AFC Energy
- Type: Public
- Traded as: LSE: AFC
- Industry: Alternative energy
- Founded: 2006
- Defunct: AFC energyJune 2025 AFC
- Headquarters: Cranleigh, Surrey, England
- Number of locations: United Kingdom
- Key people: Gary Bullard (Chairman) John Wilson (CEO)
- Products: Fuel cells
- Revenue: £4 million
- Number of employees: 120+
- Website: www.afcenergy.com

= AFC Energy =

AFC Energy PLC is a developer of hydrogen fuel cell technologies which focus on the displacement of diesel generators in stationary and maritime applications. The technology utilises hydrogen fuel for zero emission electricity generation. The company is based in Cranleigh, Surrey, United Kingdom. It is listed on the London Stock Exchange.

==History==
The company was established in 2006 by the acquisition of certain intellectual property rights and assets from Eneco. In 2010, it commissioned a hydrogen fuel cell named Alpha System at the Chinchilla underground coal gasification facility, operated by Linc Energy. Combining these technologies allowed usage of hydrogen, produced by the underground coal gasification process, as a feedstock for the fuel cell.

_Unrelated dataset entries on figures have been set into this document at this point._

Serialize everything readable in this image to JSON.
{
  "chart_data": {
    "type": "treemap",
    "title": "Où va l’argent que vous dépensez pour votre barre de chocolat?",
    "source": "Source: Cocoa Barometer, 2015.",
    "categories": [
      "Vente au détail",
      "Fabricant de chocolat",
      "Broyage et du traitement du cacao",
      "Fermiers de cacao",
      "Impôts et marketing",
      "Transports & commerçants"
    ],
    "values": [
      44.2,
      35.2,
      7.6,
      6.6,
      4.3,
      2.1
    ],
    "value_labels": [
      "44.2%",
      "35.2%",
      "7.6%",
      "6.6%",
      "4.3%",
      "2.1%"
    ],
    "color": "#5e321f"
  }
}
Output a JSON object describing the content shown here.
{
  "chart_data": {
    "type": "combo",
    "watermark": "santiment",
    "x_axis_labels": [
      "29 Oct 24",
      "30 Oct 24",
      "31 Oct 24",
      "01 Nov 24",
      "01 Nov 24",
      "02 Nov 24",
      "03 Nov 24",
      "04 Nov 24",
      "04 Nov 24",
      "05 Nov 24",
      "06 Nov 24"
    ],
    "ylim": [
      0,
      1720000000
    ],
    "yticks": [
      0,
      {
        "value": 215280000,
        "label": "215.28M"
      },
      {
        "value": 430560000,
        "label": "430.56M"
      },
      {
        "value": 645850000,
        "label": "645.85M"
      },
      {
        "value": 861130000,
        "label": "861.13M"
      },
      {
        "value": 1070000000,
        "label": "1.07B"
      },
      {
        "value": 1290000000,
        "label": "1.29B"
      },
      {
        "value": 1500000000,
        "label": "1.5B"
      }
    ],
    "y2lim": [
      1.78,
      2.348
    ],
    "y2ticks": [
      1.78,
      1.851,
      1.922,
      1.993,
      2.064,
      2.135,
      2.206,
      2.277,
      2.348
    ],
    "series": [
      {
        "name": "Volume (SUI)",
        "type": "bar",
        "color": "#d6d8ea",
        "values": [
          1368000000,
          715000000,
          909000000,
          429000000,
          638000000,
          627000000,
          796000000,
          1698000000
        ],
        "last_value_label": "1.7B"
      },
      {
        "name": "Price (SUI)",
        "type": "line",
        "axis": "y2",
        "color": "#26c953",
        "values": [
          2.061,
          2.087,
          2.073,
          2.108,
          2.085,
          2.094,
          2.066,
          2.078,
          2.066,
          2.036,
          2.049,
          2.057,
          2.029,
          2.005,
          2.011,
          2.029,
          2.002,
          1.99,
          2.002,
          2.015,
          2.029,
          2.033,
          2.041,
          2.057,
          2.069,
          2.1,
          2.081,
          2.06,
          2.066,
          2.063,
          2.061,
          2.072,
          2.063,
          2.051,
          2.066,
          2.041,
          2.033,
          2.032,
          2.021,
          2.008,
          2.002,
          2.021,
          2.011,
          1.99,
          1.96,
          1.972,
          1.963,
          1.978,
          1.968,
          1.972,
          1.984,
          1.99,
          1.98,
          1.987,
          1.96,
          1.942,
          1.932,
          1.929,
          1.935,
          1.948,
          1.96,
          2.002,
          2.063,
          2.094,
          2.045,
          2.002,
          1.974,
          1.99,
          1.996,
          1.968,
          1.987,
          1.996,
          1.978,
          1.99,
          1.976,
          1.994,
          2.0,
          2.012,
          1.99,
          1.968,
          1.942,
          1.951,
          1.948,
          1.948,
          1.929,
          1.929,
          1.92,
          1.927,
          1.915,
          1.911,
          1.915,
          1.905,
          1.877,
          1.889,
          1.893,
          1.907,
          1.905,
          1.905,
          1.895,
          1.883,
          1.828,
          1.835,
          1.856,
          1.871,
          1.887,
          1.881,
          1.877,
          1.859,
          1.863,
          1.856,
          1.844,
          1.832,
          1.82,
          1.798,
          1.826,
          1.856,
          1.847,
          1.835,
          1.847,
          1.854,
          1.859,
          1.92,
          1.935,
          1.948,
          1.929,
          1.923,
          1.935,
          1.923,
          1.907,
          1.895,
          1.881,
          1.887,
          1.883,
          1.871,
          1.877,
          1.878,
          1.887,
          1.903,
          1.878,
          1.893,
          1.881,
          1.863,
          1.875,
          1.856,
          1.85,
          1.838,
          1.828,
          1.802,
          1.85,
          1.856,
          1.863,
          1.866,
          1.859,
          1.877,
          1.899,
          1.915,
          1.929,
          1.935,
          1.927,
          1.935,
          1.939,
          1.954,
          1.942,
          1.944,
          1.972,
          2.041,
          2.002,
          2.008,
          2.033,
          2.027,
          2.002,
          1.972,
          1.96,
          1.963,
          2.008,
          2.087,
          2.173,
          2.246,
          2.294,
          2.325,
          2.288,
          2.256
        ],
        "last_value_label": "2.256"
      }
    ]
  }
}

In August 2011, the company commissioned hydrogen fuel cell named Beta System at its facility in the United Kingdom. In October 2011, AFC Energy commissioned two Beta Systems at the AkzoNobel chlor-alkali plant in Bitterfeld, in Germany.

In June 2012, AFC Energy and Industrial Chemicals Limited announced a plan to install the largest fuel cell facility in the United Kingdom with an electrical output of 1 MW. This was subsequently abandoned in 2013 in favour of deploying a large system at an Air Products facility at Stade, Germany.

In March 2015, AFC committed to build a 50 MW fuel cell park in South Korea, as part of a joint venture with two local companies, Samyoung and Changsing Chemical. In April 2015, AFC Energy signed a memorandum of understanding with Dubai Carbon for a 300 MW fuel cell park in Dubai. However, no progress of these projects has been reported.

In August 2015, AFC Energy commenced operation of its first KORE fuel cell system in Stade, Germany. In January 2016, the system reached capacity of 200 kW.

In July 2018, the company agreed to install a 200–400 kW fuel cell unit at the Southern Oil's biorefinery at Gladstone, Australia.

In July 2020, AFC Energy announced a collaboration with Extreme E to use its hydrogen fuel cell technology to enable its race fleet to be charged using zero emission energy. The by-product of utilizing these hydrogen fuel cell power generators for charging, water, will be used elsewhere on-site.

In October 2023, AFC Energy announced that its ammonia cracking technology had achieved 99.99% hydrogen from single reactor testing, with the results independently tested by the UK's NPL and exceeding the standard for fuel cell grade hydrogen.

In November 2024, AFC Energy reported an annual revenue of £4 million, an almost 1000% increase as compared to previously reported revenue of £434,000. The large increase in revenue was driven primarily by AFC Energy's partnership with Speedy Hire.

In June 2025 AFC Energy was reported to have secured a partnership with a global industrial company on the S&P 500 for the development of ammonia crackers. Under the terms of the agreement, development costs incurred by AFC Energy will be reimbursed by the partner with material revenues anticipated for 2027.